ONE of the USA’s biggest and most respected newspapers has told its readership of the possibility of Brexit leading to Scottish independence.
The Los Angeles Times is one of the most influential newspapers in America, with the fifth-largest circulation of any American paper and a huge following online. It is the only major newspaper with its headquarters on America’s west coast, and its journalism has won many Pulitzer Prizes. It also has considerable ownership of television stations.
Last week, it told its readers of Boris Johnson’s self appointed status as Minister for the Union.
Christina Boyle of the LA Times reported on the “widespread criticism” of the Prime Minister’s handling of the pandemic. She said: “Scotland’s leader is deemed to have done a better job – and Johnson is now having to face an uncomfortable question: Could this self-styled minister for the union be reading its last rites instead?”
Michael Sturrock, founder of the NoToYes website told the paper: “Brexit has been the fundamental turning point for me and for so many people. The big issue for me is getting back my European citizenship. I’m devastated, really, and so angry.

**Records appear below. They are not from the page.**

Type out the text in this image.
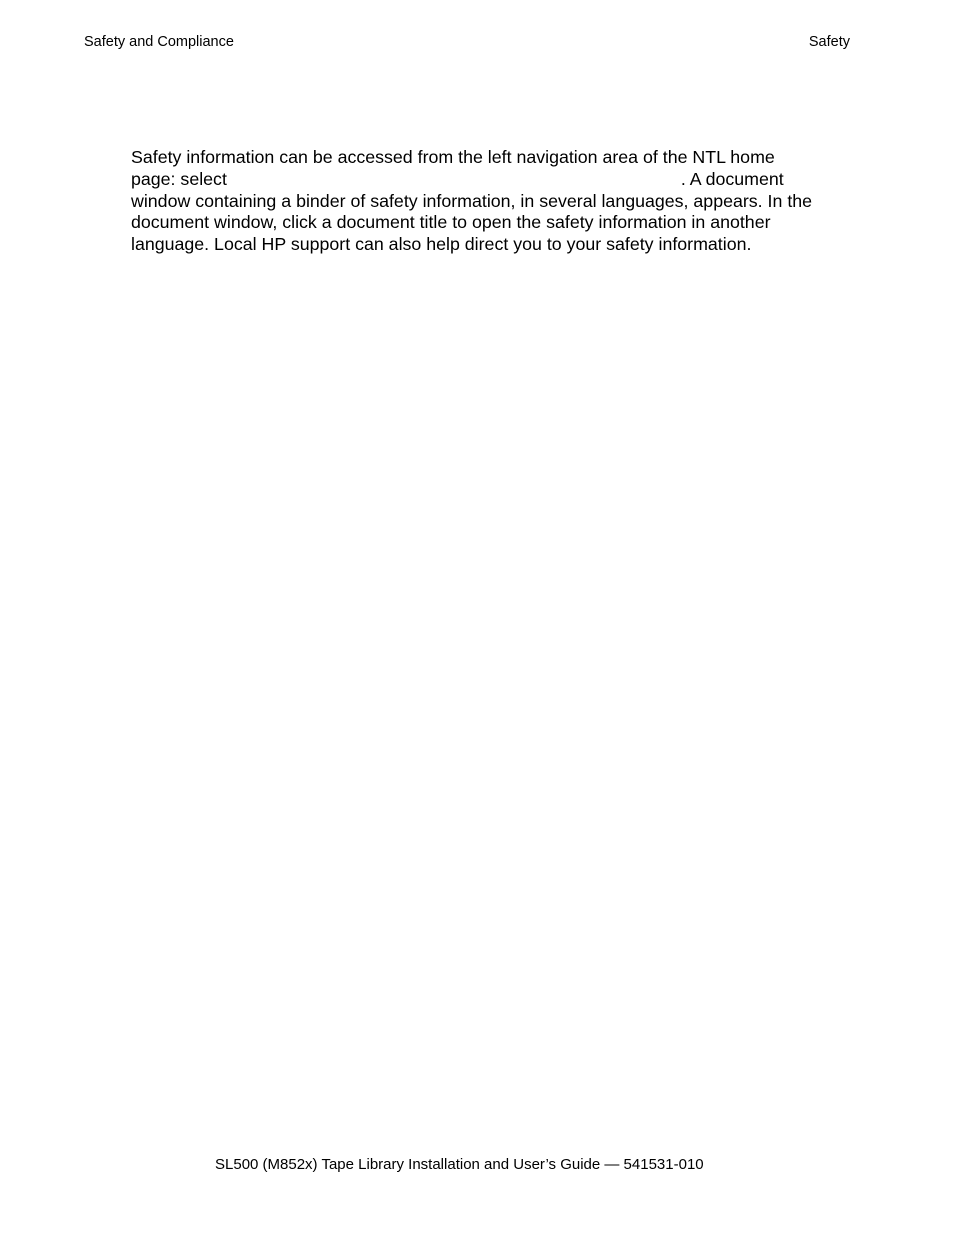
Safety and Compliance	Safety
Safety information can be accessed from the left navigation area of the NTL home
page: select	. A document
window containing a binder of safety information, in several languages, appears. In the
document window, click a document title to open the safety information in another
language. Local HP support can also help direct you to your safety information.
SL500 (M852x) Tape Library Installation and User’s Guide — 541531-010
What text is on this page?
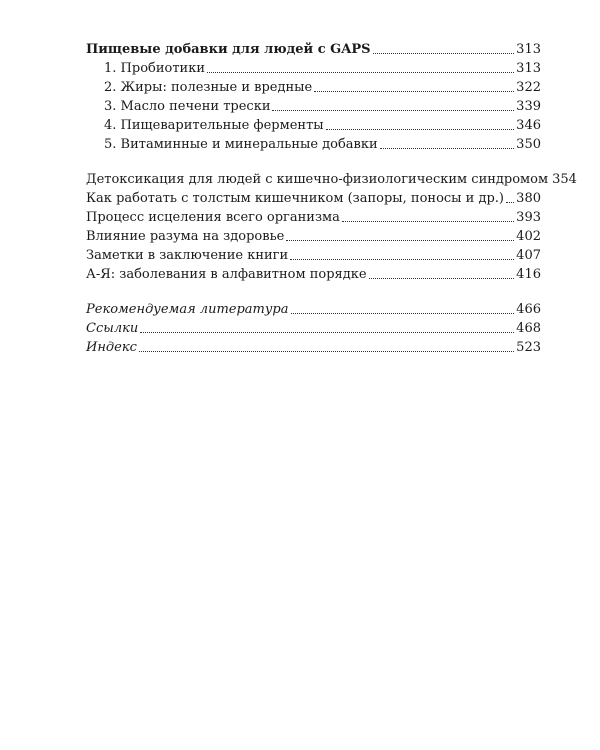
Пищевые добавки для людей с GAPS	313
1. Пробиотики	313
2. Жиры: полезные и вредные	322
3. Масло печени трески	339
4. Пищеварительные ферменты	346
5. Витаминные и минеральные добавки	350
Детоксикация для людей с кишечно-физиологическим синдромом 354
Как работать с толстым кишечником (запоры, поносы и др.) 380
Процесс исцеления всего организма	393
Влияние разума на здоровье	402
Заметки в заключение книги	407
А-Я: заболевания в алфавитном порядке	416
Рекомендуемая литература	466
Ссылки	468
Индекс	523
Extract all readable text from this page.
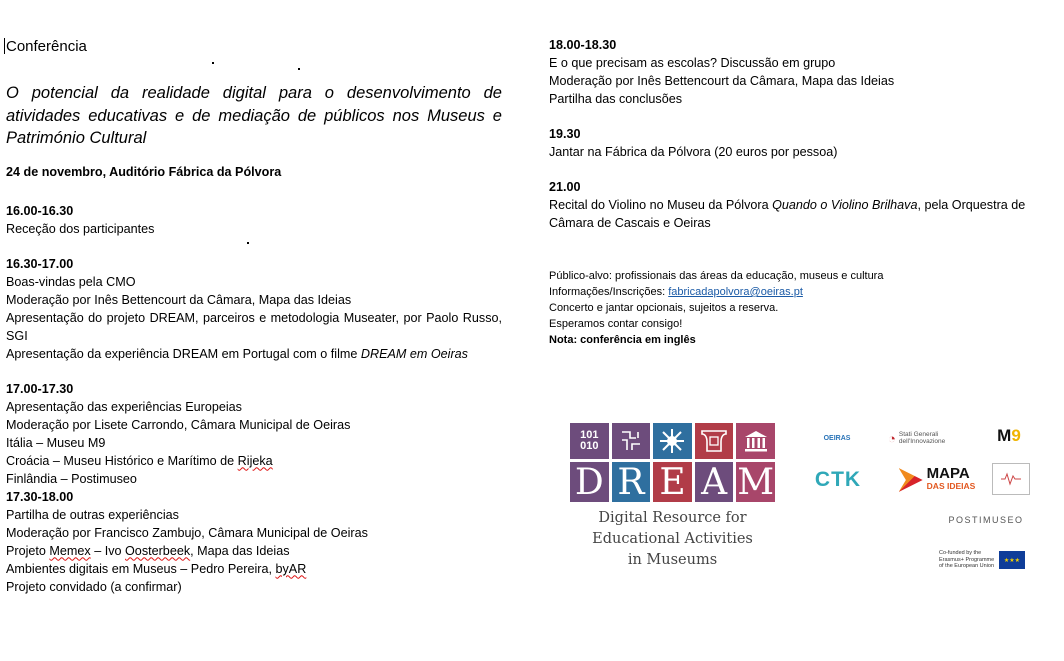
Conferência
O potencial da realidade digital para o desenvolvimento de atividades educativas e de mediação de públicos nos Museus e Património Cultural
24 de novembro, Auditório Fábrica da Pólvora
16.00-16.30
Receção dos participantes
16.30-17.00
Boas-vindas pela CMO
Moderação por Inês Bettencourt da Câmara, Mapa das Ideias
Apresentação do projeto DREAM, parceiros e metodologia Museater, por Paolo Russo, SGI
Apresentação da experiência DREAM em Portugal com o filme DREAM em Oeiras
17.00-17.30
Apresentação das experiências Europeias
Moderação por Lisete Carrondo, Câmara Municipal de Oeiras
Itália – Museu M9
Croácia – Museu Histórico e Marítimo de Rijeka
Finlândia – Postimuseo
17.30-18.00
Partilha de outras experiências
Moderação por Francisco Zambujo, Câmara Municipal de Oeiras
Projeto Memex – Ivo Oosterbeek, Mapa das Ideias
Ambientes digitais em Museus – Pedro Pereira, byAR
Projeto convidado (a confirmar)
18.00-18.30
E o que precisam as escolas? Discussão em grupo
Moderação por Inês Bettencourt da Câmara, Mapa das Ideias
Partilha das conclusões
19.30
Jantar na Fábrica da Pólvora (20 euros por pessoa)
21.00
Recital do Violino no Museu da Pólvora Quando o Violino Brilhava, pela Orquestra de Câmara de Cascais e Oeiras
Público-alvo: profissionais das áreas da educação, museus e cultura
Informações/Inscrições: fabricadapolvora@oeiras.pt
Concerto e jantar opcionais, sujeitos a reserva.
Esperamos contar consigo!
Nota: conferência em inglês
101
010
D R E A M
Digital Resource for
Educational Activities
in Museums
OEIRAS	◔ Stati Generali dell'Innovazione	M 9
CTK	MAPA
DAS IDEIAS
POSTIMUSEO
Co-funded by the Erasmus+ Programme of the European Union
★★★
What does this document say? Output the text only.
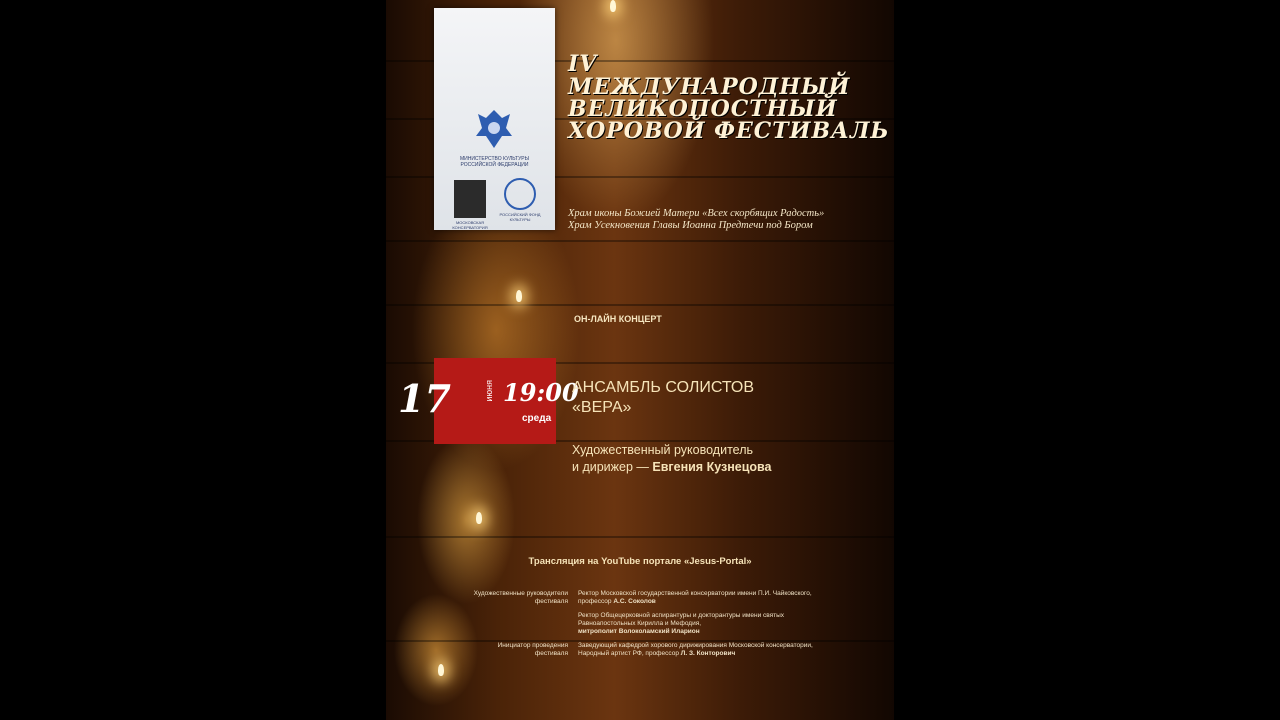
МИНИСТЕРСТВО КУЛЬТУРЫ РОССИЙСКОЙ ФЕДЕРАЦИИ
МОСКОВСКАЯ КОНСЕРВАТОРИЯ
РОССИЙСКИЙ ФОНД КУЛЬТУРЫ
IV
МЕЖДУНАРОДНЫЙ
ВЕЛИКОПОСТНЫЙ
ХОРОВОЙ ФЕСТИВАЛЬ
Храм иконы Божией Матери «Всех скорбящих Радость»
Храм Усекновения Главы Иоанна Предтечи под Бором
ОН-ЛАЙН КОНЦЕРТ
17	июня 19:00
среда
АНСАМБЛЬ СОЛИСТОВ
«ВЕРА»
Художественный руководитель
и дирижер — Евгения Кузнецова
Трансляция на YouTube портале «Jesus-Portal»
Художественные руководители фестиваля
Ректор Московской государственной консерватории имени П.И. Чайковского, профессор А.С. Соколов
Ректор Общецерковной аспирантуры и докторантуры имени святых Равноапостольных Кирилла и Мефодия,
митрополит Волоколамский Иларион
Инициатор проведения фестиваля
Заведующий кафедрой хорового дирижирования Московской консерватории, Народный артист РФ, профессор Л. З. Конторович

“I’m no longer convinced that staying in the UK is what the democratic will of Scotland is or the best way to achieve the kind of society we want. Independence is the way we can get that.”
Professor Sir Tom Devine told Boyle that Brexit had been the “gift from the gods” for First Minister Nicola Sturgeon and the SNP.
“What seems to have happened is a slow burn in terms of the consequences of Brexit,” said Devine.
“There is a growing sense that the nations are going in different directions.”
Contrary to many other accounts in the American press, the LA Times explains to its readers the importance of the Holyrood elections in May and how the way the Scottish Government is perceived to have handled the Covid pandemic could influence voters.
Devine said: The perception is Sturgeon has handled the pandemic much better than Boris Johnson. The reality might be somewhat different, but it doesn’t matter a damn. The perception is that she’s done a brilliant job. They can’t stand Johnson up here.”
Political analyst Coree Brown Swan told the paper that the “centrifugal forces” being felt in Scotland and Northern Ireland were unlikely to fade away.
“There is a sense of a union in peril … a struggle to articulate the case for the union in a post-Brexit world,” she said.
“Everyone is focused on surviving the current crisis, but you do have calls for an independence referendum [in Scotland] this year or next. If you see independence happening in Scotland, does Scotland become the tipping point?”